Pedro Melo Alves: “Pedro Melo Alves’ Omniae Ensemble – Prémio de Composição Bernardo Sassetti 2ª Edição” (Nischo)
Durante demasiado tempo, no nosso país, a composição de jazz ou era apenas funcional, colocada ao serviço da improvisação apenas porque se considerava que esta tinha de seguir alguma cifra, ou correspondia a uma presunção criativa que a tornava maneirista, barroca e ornamental, ainda que incapaz de esconder um confrangedor vazio de substância, de sentido e, em alguns casos, até de gosto. Sempre com honrosas excepções, tendo a mais notável sido, sem dúvida, a de Bernardo Sassetti, o compositor-pianista que o Prémio de Composição com o seu nome procura homenagear. Nos últimos anos esse cenário mudou radicalmente, e sobretudo graças a uma nova geração de músicos para quem a escrita tem ganho uma cada vez maior importância na expansão das suas personalidades musicais enquanto instrumentistas. Pedro Melo Alves, o segundo vencedor do Prémio em questão, vem estabelecer uma fasquia bem alta no nível de qualidade a que, neste domínio, se chegou.

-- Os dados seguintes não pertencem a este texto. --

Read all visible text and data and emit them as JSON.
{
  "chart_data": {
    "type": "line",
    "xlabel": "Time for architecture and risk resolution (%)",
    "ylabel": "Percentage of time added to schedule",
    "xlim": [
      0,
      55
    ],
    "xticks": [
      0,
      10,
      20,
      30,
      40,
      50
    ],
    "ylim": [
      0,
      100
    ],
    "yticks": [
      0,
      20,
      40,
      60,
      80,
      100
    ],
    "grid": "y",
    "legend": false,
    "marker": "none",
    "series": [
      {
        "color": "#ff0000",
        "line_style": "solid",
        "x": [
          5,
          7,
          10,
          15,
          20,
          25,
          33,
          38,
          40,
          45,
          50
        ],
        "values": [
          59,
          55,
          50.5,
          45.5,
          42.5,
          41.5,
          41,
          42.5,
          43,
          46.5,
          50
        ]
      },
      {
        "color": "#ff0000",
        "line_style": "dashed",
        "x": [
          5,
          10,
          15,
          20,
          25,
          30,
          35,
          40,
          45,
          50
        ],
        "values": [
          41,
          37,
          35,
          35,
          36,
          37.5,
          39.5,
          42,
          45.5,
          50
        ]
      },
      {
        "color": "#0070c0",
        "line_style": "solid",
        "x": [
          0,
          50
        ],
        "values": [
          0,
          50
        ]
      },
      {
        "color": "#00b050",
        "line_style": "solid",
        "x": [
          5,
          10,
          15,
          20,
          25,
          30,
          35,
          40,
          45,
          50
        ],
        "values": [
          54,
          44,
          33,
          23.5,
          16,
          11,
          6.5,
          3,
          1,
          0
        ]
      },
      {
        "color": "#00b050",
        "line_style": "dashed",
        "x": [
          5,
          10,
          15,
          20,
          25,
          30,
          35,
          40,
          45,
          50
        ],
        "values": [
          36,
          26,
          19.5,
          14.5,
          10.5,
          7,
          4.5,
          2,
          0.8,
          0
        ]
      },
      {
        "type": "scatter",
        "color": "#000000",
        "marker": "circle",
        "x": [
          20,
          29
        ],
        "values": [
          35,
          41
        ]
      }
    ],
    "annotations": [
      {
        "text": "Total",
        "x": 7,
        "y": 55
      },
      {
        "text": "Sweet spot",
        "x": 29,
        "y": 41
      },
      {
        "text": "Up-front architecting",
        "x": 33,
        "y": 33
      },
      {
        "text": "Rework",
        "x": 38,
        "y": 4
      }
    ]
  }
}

As peças integradas neste disco, aquelas que mereceram do júri formado por Mário Laginha, Carlos Azevedo e Carlos Martins a escolha do baterista que conhecíamos já do The Rite of Trio, estabelecem finalmente uma ligação – aquela que ainda faltava sedimentar pelo lado português – com a linhagem histórica que “sentou” o jazz depois de este se ter afirmado como uma música de dança, não encarando essa nova condição concentrada na escuta da forma vulgar, como um sentar clubístico, num banco de bar, à frente de um uísque e de um pratinho com amendoins. Nas partituras de Melo Alves tocadas pelo próprio com José Soares (saxofone alto), Gileno Santana (trompete), Xavi Sousa (trombone), Mané Fernandes (guitarra eléctrica), José Diogo Martins (piano) e Filipe Louro (contrabaixo) ouvimos os nobres ascendentes de George Russell, Charles Mingus, Eric Dolphy, Gunther Schuller, Andrew Hill, Lennie Tristano, Jimmy Giuffre, Julius Hemphill. Trata-se de um jazz pensador, intelectual, aberto a contribuições tanto da música erudita quanto da popular. Este é um jazz que se interroga, que problematiza, que recusa ser normativo, que explora. E que, sim, tem deliciosas relações com essa obra-prima da composição jazz que é “Unreal: Sidewalk Cartoon” de Bernardo Sassetti.